The reasons why are complicated, but report authors suggest that state laws going beyond federal guidelines are the most likely cause of discrepancies in the rate of employee lawsuits between states. When it comes to California, that means strict regulation around anti-discrimination and fair employment practices that subject businesses to higher scrutiny from workers.
Discrimination, as defined by these laws, comes in many forms including age (over age 40), disability, national origin, race, color, religion, sex (including pregnancy) and genetic information (diseases or disorders in family medical history).
More clear is the effect such lawsuits have on businesses. According to Hiscox, the average legal dispute regarding an employment matter lasts 275 days and in 19% of cases, defendants are subject to a defense and settlement payment. When that happens, businesses can expect to bill their insurers an average $125,000 in claims while taking $35,000 in deductibles on themselves.

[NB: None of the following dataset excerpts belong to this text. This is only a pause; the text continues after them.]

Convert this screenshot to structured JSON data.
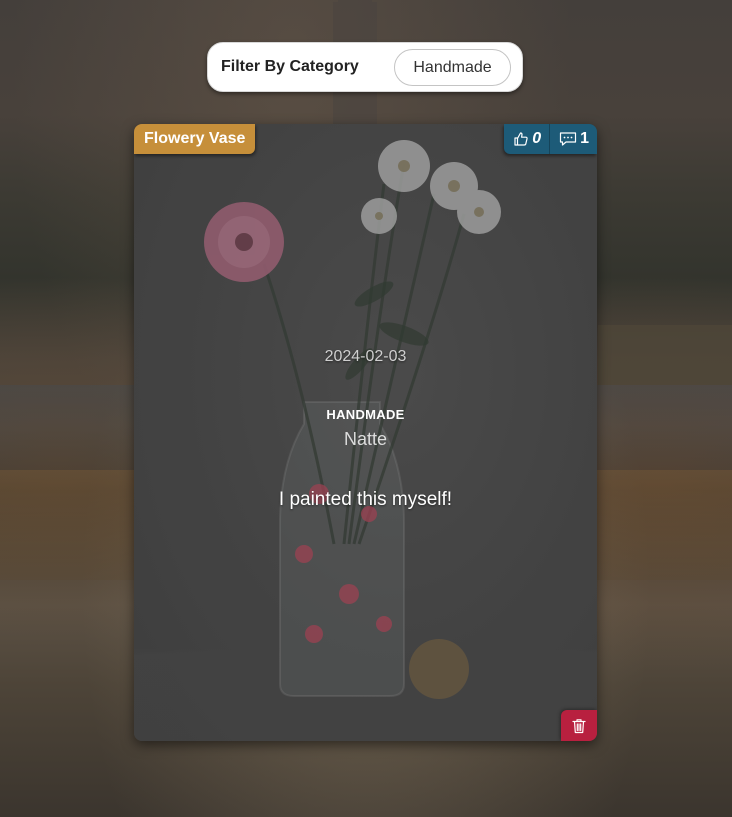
{
  "filter": {
    "label": "Filter By Category",
    "selected": "Handmade"
  },
  "post": {
    "title": "Flowery Vase",
    "likes": "0",
    "comments": "1",
    "date": "2024-02-03",
    "category": "HANDMADE",
    "author": "Natte",
    "description": "I painted this myself!"
  },
  "icons": {
    "like": "thumbs-up-icon",
    "comment": "comment-icon",
    "delete": "trash-icon"
  },
  "colors": {
    "title_badge": "#c68f3a",
    "stats_bar": "#1d5b78",
    "delete_button": "#b8203f"
  }
}
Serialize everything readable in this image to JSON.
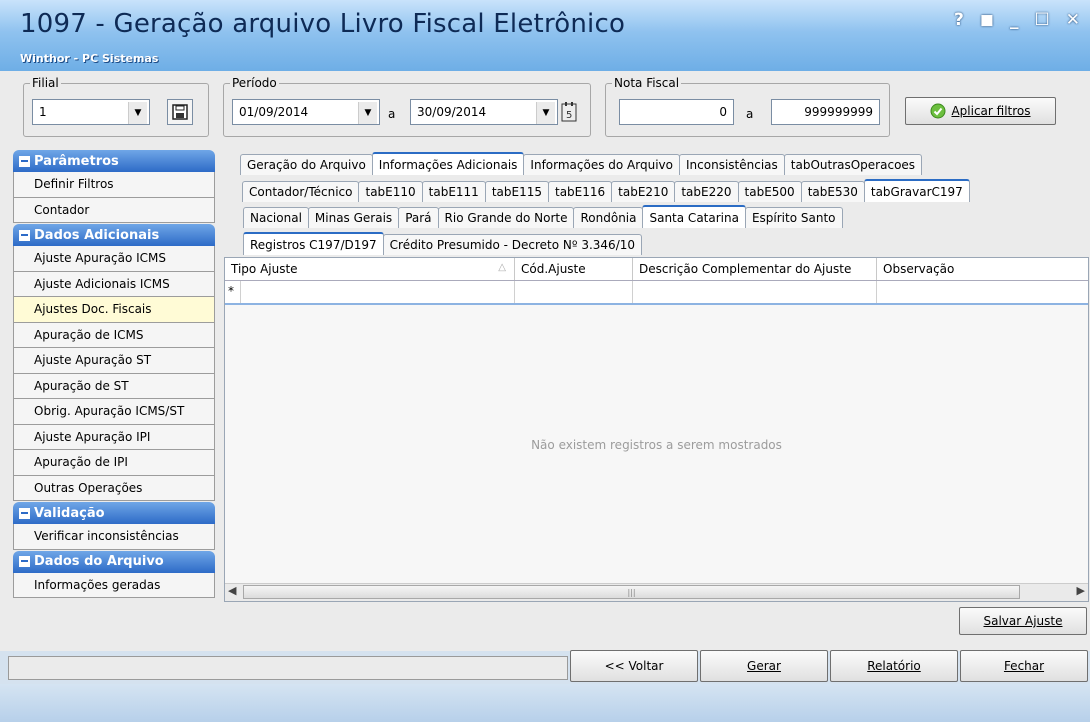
{
  "window": {
    "title": "1097 - Geração arquivo Livro Fiscal Eletrônico",
    "subtitle": "Winthor - PC Sistemas",
    "controls": [
      "?",
      "◼",
      "_",
      "☐",
      "✕"
    ]
  },
  "filters": {
    "filial": {
      "label": "Filial",
      "value": "1"
    },
    "periodo": {
      "label": "Período",
      "from": "01/09/2014",
      "sep": "a",
      "to": "30/09/2014"
    },
    "nota": {
      "label": "Nota Fiscal",
      "from": "0",
      "sep": "a",
      "to": "999999999"
    },
    "apply_label": "Aplicar filtros"
  },
  "sidebar": {
    "parametros": {
      "title": "Parâmetros",
      "items": [
        "Definir Filtros",
        "Contador"
      ]
    },
    "dados_adicionais": {
      "title": "Dados Adicionais",
      "items": [
        "Ajuste Apuração ICMS",
        "Ajuste Adicionais ICMS",
        "Ajustes Doc. Fiscais",
        "Apuração de ICMS",
        "Ajuste Apuração ST",
        "Apuração de ST",
        "Obrig. Apuração ICMS/ST",
        "Ajuste Apuração IPI",
        "Apuração de IPI",
        "Outras Operações"
      ]
    },
    "validacao": {
      "title": "Validação",
      "items": [
        "Verificar inconsistências"
      ]
    },
    "dados_arquivo": {
      "title": "Dados do Arquivo",
      "items": [
        "Informações geradas"
      ]
    }
  },
  "tabs": {
    "row1": [
      "Geração do Arquivo",
      "Informações Adicionais",
      "Informações do Arquivo",
      "Inconsistências",
      "tabOutrasOperacoes"
    ],
    "row2": [
      "Contador/Técnico",
      "tabE110",
      "tabE111",
      "tabE115",
      "tabE116",
      "tabE210",
      "tabE220",
      "tabE500",
      "tabE530",
      "tabGravarC197"
    ],
    "row3": [
      "Nacional",
      "Minas Gerais",
      "Pará",
      "Rio Grande do Norte",
      "Rondônia",
      "Santa Catarina",
      "Espírito Santo"
    ],
    "row4": [
      "Registros C197/D197",
      "Crédito Presumido - Decreto Nº 3.346/10"
    ]
  },
  "grid": {
    "columns": [
      "Tipo Ajuste",
      "Cód.Ajuste",
      "Descrição Complementar do Ajuste",
      "Observação"
    ],
    "new_row_marker": "*",
    "empty_message": "Não existem registros a serem mostrados"
  },
  "buttons": {
    "salvar": "Salvar Ajuste",
    "voltar": "<< Voltar",
    "gerar": "Gerar",
    "relatorio": "Relatório",
    "fechar": "Fechar"
  }
}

The report comes just months after a similar survey from Littler Mendelson, in which 57% of human resource and C-suit professionals said they expect workplace discrimination claims to become one of the top business risks in the next years.
The statistics are a serious argument in favor of ample employment practices liability insurance (EPLI) for California businesses. Without proper coverage, clients could end up on the hook for an extra $90,000, going by national averages. Inadequate limits could also cause a sting, though arguably less of one.